Suggested to Spanish landlord that a bird table would be fun. He was less than enthusiastic, muttering ‘rata’ and ‘raton’.
Knowing better and prepared to compromise, I, devious by nature, acquired a bird feeder. And fat balls, hanging them unobtrusively, within sight of the kitchen window, but out of landlord’s sight.
Entertainment lasted a week or so. Percy, the wood mouse, became a regular customer and that was it. Even the resident Robin showed no interest, despite the addition of bacon and cheese to the menu.
And so I became lazy and neglectful, failing to keep the feeder topped up.
It was at the point that… um, Percy moved in doors, ruined by handouts? It was then the toe nibbling started. I blogged about this.
For a week or so, I fed him. Putu (grits?). He liked it a lot.
Much as I enjoyed his company, it couldn’t go on indefinitely.
A mouse huggers trap was purchased. Humane.
It works like a dream (Please note *Mice can be released unharmed*).

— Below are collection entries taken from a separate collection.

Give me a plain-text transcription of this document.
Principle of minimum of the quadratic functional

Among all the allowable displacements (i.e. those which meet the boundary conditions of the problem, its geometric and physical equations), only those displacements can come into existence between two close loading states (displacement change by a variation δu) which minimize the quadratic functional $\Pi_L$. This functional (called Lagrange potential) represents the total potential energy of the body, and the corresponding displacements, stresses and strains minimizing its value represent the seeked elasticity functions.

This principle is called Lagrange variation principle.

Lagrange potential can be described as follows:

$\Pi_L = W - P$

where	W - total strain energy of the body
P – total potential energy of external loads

Have been releasing unharmed Percys all week (over the fence to next door under the cover of night fall).
EIGHT so far, and still counting.
Question is, is it simply Percy, who on release, returns immediately? Some sort of game of Round Abouts. Or is it his extended family who moved in with him?
I’ve thought of tagging him, so to speak. A blob of tipex, a dash from a felt tipped pen on his tail? I would then at least know what I am dealing with. An invasion or simply one devoted Percy. Easier said than done.
If this carries on, the hell with mousey hugging. Anyone know where I can rent a cat?
And I’m done with feeding birds forever.